Sometimes I just feel like Alice in Wonderland, this being my first Ramadan in an Islamic country and getting around this many members of family is exhausting – I’m quite a lone wolf and these meetings get really big and loud. But it’s interesting and fun experience, so different from our very quite, starving days in Britain, where the day is impossibly long and the country doesn’t change it’s tempo for the month unlike here; here the shops and malls and offices change their working hours to much shorter during the forenoon, noon or very early afternoon, and than re-open again after the evening prayer and keep open much longer till the night, ten, eleven, even longer.
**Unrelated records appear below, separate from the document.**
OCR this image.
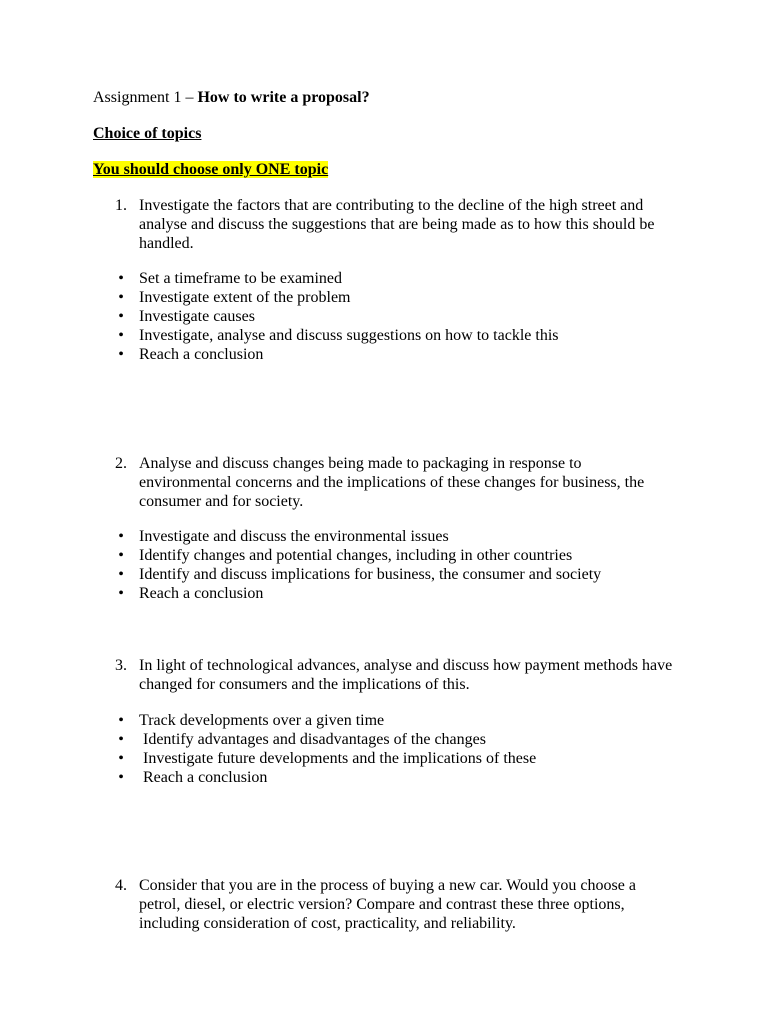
Assignment 1 – How to write a proposal?
Choice of topics
You should choose only ONE topic
1. Investigate the factors that are contributing to the decline of the high street and analyse and discuss the suggestions that are being made as to how this should be handled.
• Set a timeframe to be examined
• Investigate extent of the problem
• Investigate causes
• Investigate, analyse and discuss suggestions on how to tackle this
• Reach a conclusion
2. Analyse and discuss changes being made to packaging in response to environmental concerns and the implications of these changes for business, the consumer and for society.
• Investigate and discuss the environmental issues
• Identify changes and potential changes, including in other countries
• Identify and discuss implications for business, the consumer and society
• Reach a conclusion
3. In light of technological advances, analyse and discuss how payment methods have changed for consumers and the implications of this.
• Track developments over a given time
• Identify advantages and disadvantages of the changes
• Investigate future developments and the implications of these
• Reach a conclusion
4. Consider that you are in the process of buying a new car. Would you choose a petrol, diesel, or electric version? Compare and contrast these three options, including consideration of cost, practicality, and reliability.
It makes it possible to make the fasting more pleasant for most of the people, and especially now when the Holy Month comes during the summer time, which is really hot, makes the thirst manageable even if you got some of the errands running.
Some of the less glittery part… I’ve noticed the utter difference among certain housing areas, especially closer to the centre of Kuwait City, which is filled by flat units, there’s a huge contrast in between newly built housing and old, usually unmaintained buildings which at best look as rubble and abandoned, but actually accommodate poorer families.
Be it that the actual owner of the building doesn’t have the money to maintain them, or lets them decay on purpose, hoping for the families living there to finally give up and move out, so he can sell the rubble as land for much more money (one-time boost, though) than it would yield being a tenant building in the long run – these patches of land are mostly gathered, or if big enough, cleaned and on the place are build a new, shiny shops.